Stress – die Neurobiologie

Exkurs: die Neurobiologie der akuten Stressreaktion

Beim Menschen ist die Anpassung an Stressoren ein komplexer Vorgang, und noch längst nicht alle Mechanismen sind verstanden. Wichtige Regelkreise spielen sich zwischen Hirnstamm und peripheren Organen ab. Wird irgendeine Art von äußerer Belastung durch die Sinnesorgane wahrgenommen, wird diese über Nervenfasern sofort zum sensorischen Thalamus geleitet und dort weiterverarbeitet, unter anderem auch zum Mandelkern, dem Alarm- und Bedrohungszentrum, wo eine blitzschnelle Bewertung der Gefahrensituation stattfindet. (Mehr dazu unter dem Absatz psychischer Stress.)

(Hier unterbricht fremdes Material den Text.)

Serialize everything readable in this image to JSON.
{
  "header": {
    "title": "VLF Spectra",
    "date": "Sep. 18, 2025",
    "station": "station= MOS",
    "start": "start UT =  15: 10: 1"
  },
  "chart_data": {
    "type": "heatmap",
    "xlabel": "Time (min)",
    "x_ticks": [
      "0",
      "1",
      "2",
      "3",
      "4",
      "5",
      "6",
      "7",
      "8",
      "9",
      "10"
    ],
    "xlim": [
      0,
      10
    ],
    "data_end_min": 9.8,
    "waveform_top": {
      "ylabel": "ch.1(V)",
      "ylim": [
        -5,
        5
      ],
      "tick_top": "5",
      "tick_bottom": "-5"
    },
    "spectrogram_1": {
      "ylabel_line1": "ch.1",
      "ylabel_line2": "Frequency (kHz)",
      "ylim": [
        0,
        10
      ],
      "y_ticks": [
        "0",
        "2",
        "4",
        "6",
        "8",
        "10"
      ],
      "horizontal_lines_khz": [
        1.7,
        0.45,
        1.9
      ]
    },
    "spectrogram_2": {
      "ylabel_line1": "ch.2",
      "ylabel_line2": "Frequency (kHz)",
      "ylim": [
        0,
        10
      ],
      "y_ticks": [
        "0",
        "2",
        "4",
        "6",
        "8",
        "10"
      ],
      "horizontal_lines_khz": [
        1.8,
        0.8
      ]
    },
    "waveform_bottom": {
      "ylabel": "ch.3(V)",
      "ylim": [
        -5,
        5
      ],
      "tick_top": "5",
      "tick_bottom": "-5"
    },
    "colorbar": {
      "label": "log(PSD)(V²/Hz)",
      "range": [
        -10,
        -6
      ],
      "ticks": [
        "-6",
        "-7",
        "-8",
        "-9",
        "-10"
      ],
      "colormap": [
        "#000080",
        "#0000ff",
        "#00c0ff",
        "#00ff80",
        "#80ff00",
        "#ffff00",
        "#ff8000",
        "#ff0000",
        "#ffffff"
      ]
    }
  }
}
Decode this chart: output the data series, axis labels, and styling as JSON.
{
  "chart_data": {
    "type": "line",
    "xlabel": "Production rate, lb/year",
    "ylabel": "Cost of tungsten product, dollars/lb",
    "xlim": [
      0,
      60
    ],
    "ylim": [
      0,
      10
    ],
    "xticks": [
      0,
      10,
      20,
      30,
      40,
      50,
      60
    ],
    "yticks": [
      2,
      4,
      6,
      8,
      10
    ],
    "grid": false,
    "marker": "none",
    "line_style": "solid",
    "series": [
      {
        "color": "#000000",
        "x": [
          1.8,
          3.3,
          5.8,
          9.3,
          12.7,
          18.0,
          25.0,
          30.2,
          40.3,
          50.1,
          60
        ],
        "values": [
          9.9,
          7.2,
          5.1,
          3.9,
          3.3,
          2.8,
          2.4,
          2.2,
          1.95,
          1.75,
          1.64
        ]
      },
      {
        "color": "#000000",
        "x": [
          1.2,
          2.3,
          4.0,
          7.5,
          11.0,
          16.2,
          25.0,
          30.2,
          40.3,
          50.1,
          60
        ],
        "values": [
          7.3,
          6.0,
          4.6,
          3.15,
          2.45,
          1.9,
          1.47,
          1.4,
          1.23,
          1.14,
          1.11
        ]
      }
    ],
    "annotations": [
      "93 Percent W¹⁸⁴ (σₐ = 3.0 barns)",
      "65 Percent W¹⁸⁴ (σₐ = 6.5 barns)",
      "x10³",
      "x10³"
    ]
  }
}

Das vegetative Nervensystem wird aktiviert, so dass der Körper in erhöhte Kampf- oder Fluchtbereitschaft versetzt wird. Etwas später wird über den Hypothalamus auch die Hirnanhangsdrüse (Hypophyse) stimuliert und hierüber die Nebenniere, die Stresshormone ausschüttet: Noradrenalin und Adrenalin („Katecholamine“) kommen aus dem Nebennierenmark und Kortisol aus der Nebennierenrinde. Diese Botenstoffe bewirken Anpassungen der Körperfunktionen: Erhöhung des Herzschlags und der Atemfrequenz, Steigerung des Blutdrucks, verstärkte Durchblutung von Muskulatur und Gehirn (auf Kosten des Verdauungssystems), Schweißsekretion, Bereitstellung von Energiereserven (Glukose, freie Fettsäuren und Aminosäuren) und Unterdrückung des Schmerzempfindens. Auch die Aufmerksamkeit und Lernleistung werden gesteigert. All diese Körperveränderungen geschehen, um den entwicklungsgeschichtlich sehr alten Verhaltensmöglichkeiten Kampf oder Flucht („Fight-or-Flight“) nachkommen zu können. Ein Großteil dieser physiologischen Anpassungsprozesse geschieht ohne Kontrolle durch unser Bewusstsein, sondern direkt reflektorisch durch die Reaktionen des Hypothalamus. All diese Funktionsveränderungen werden als „Alarmreaktion“, als die erste Phase im Anpassungssystem von Mensch und Tier, bezeichnet.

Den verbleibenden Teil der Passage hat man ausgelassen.